With deputy leader Angela Rayner promising a raft of workers’ rights, there is also a series of candidates with strong trade union links, prepared to back her if her “new deal” package becomes a flashpoint with the party’s right, as some reports have claimed. They include a cross-section of party figures, including Midgeley, Lola McEvoy, the GMB union’s health organiser contesting Darlington, and Paul Davies, a former National Union of Mineworkers’ rep who began his career as an electrician in Welsh mines and is now contesting marginal Colne Valley for Labour.

Among the other potential members of the new intake are Josh Tapper, a 26-year-old civil servant and former star of Channel 4’s Gogglebox, who has been selected to challenge deputy Prime Minister Oliver Dowden in Hertsmere and former Blur drummer Dave Rowntree who will switch Wembley for Westminster if he is elected as the MP for Mid Sussex.

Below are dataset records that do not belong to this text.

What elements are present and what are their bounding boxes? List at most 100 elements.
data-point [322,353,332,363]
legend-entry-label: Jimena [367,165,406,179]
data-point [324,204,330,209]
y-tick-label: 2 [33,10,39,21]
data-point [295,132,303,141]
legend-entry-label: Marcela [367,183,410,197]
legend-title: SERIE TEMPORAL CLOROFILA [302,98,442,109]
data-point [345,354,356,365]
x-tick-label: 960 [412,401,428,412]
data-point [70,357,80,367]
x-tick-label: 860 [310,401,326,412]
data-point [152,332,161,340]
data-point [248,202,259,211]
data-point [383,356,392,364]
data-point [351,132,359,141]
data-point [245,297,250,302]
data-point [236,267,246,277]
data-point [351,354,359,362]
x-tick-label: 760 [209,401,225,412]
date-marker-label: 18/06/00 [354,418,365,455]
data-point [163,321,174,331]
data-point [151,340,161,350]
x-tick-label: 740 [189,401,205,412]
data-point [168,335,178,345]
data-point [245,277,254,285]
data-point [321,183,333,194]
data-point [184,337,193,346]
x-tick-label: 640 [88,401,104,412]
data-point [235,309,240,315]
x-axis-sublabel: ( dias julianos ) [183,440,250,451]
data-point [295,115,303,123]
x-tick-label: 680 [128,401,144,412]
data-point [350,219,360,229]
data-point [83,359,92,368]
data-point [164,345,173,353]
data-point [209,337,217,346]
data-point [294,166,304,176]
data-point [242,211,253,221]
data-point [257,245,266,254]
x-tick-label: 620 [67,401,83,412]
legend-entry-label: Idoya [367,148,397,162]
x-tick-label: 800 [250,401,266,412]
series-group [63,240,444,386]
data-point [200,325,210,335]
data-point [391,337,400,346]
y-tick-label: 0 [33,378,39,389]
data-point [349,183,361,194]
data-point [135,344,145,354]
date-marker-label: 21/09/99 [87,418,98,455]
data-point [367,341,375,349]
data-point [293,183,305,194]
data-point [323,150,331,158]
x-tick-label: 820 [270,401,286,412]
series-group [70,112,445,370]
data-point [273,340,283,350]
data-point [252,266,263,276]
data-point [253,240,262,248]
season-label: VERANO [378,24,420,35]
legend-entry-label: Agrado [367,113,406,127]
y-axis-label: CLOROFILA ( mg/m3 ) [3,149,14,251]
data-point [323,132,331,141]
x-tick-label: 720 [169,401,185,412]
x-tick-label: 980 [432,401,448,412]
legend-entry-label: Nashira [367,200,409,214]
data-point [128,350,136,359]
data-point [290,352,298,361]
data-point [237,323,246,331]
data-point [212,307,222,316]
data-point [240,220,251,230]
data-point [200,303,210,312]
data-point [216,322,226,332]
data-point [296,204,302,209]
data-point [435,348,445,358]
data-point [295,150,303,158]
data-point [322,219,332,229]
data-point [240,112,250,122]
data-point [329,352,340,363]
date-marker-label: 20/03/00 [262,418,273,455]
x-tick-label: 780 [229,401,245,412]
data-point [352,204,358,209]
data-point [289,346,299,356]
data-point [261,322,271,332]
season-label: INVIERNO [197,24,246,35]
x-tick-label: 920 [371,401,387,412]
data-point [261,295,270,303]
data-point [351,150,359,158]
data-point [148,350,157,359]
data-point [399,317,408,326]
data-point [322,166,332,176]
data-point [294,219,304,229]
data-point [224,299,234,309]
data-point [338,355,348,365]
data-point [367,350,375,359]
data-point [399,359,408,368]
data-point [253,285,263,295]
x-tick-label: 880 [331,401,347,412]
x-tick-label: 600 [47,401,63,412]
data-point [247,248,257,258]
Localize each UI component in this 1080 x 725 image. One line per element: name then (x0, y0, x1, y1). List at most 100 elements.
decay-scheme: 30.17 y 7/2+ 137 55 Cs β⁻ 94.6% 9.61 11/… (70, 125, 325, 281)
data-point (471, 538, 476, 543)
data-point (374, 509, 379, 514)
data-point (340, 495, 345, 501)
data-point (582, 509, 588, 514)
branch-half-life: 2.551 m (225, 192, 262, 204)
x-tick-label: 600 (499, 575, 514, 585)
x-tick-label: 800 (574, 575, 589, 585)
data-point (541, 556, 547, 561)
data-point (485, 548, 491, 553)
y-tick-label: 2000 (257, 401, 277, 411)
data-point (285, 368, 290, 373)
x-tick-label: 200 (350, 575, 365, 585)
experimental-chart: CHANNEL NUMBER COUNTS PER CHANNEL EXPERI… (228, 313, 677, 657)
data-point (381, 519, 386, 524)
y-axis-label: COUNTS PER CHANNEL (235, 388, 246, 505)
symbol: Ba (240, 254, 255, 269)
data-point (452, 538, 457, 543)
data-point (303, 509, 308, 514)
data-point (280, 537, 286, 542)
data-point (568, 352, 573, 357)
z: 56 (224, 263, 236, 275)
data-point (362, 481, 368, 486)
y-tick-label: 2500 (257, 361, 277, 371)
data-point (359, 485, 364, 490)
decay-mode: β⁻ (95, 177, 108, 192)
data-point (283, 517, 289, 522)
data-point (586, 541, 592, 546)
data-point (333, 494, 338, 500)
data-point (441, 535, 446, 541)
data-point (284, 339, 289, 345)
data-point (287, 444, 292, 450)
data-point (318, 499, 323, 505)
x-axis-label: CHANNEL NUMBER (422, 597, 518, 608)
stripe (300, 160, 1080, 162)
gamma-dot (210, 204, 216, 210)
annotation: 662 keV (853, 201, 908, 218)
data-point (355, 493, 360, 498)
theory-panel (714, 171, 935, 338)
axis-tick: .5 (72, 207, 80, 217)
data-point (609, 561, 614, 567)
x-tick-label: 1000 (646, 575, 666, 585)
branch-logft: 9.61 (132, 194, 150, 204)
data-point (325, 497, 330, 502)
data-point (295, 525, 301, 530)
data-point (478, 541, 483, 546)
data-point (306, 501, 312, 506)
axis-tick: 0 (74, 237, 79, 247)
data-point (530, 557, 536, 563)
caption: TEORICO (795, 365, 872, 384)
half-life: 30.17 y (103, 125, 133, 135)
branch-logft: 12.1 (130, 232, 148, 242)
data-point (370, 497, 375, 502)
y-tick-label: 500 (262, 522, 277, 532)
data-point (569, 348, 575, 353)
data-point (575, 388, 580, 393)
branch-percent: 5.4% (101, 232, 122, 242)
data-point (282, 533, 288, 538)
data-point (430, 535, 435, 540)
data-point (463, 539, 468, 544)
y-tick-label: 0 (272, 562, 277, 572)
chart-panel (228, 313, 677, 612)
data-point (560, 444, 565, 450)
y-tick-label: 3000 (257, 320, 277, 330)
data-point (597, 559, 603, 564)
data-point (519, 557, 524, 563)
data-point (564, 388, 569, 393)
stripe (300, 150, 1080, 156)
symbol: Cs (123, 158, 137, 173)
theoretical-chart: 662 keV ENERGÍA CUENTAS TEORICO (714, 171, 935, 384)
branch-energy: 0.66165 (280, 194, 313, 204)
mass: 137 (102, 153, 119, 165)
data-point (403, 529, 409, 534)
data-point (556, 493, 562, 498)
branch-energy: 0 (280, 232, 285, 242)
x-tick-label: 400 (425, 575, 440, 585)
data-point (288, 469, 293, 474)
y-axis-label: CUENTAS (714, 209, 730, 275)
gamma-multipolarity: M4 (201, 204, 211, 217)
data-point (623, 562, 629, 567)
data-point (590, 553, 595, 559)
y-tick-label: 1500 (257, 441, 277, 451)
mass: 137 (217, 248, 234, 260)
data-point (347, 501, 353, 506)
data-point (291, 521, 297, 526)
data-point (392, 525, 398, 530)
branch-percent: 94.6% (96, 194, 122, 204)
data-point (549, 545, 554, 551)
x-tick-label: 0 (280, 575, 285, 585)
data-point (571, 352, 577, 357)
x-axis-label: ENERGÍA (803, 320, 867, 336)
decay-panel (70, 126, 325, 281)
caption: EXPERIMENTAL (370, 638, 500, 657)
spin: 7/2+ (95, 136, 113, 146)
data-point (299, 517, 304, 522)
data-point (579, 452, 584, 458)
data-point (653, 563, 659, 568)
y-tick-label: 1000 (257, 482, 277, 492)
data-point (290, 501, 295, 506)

“The standards for candidate selection in the Labour Party have never been higher,” said a party source. “We have worked hard to bring in big political experience as well as people who are working at the top of their professions. From prison officers, shop owners and police officers to scientists, economists and fund managers we have a wealth of real-life experience hopefully coming into the next parliament.

“Candidates have gone through an intense training programme with several sessions a week so they are ready to go out the blocks when the firing gun on an election is called.”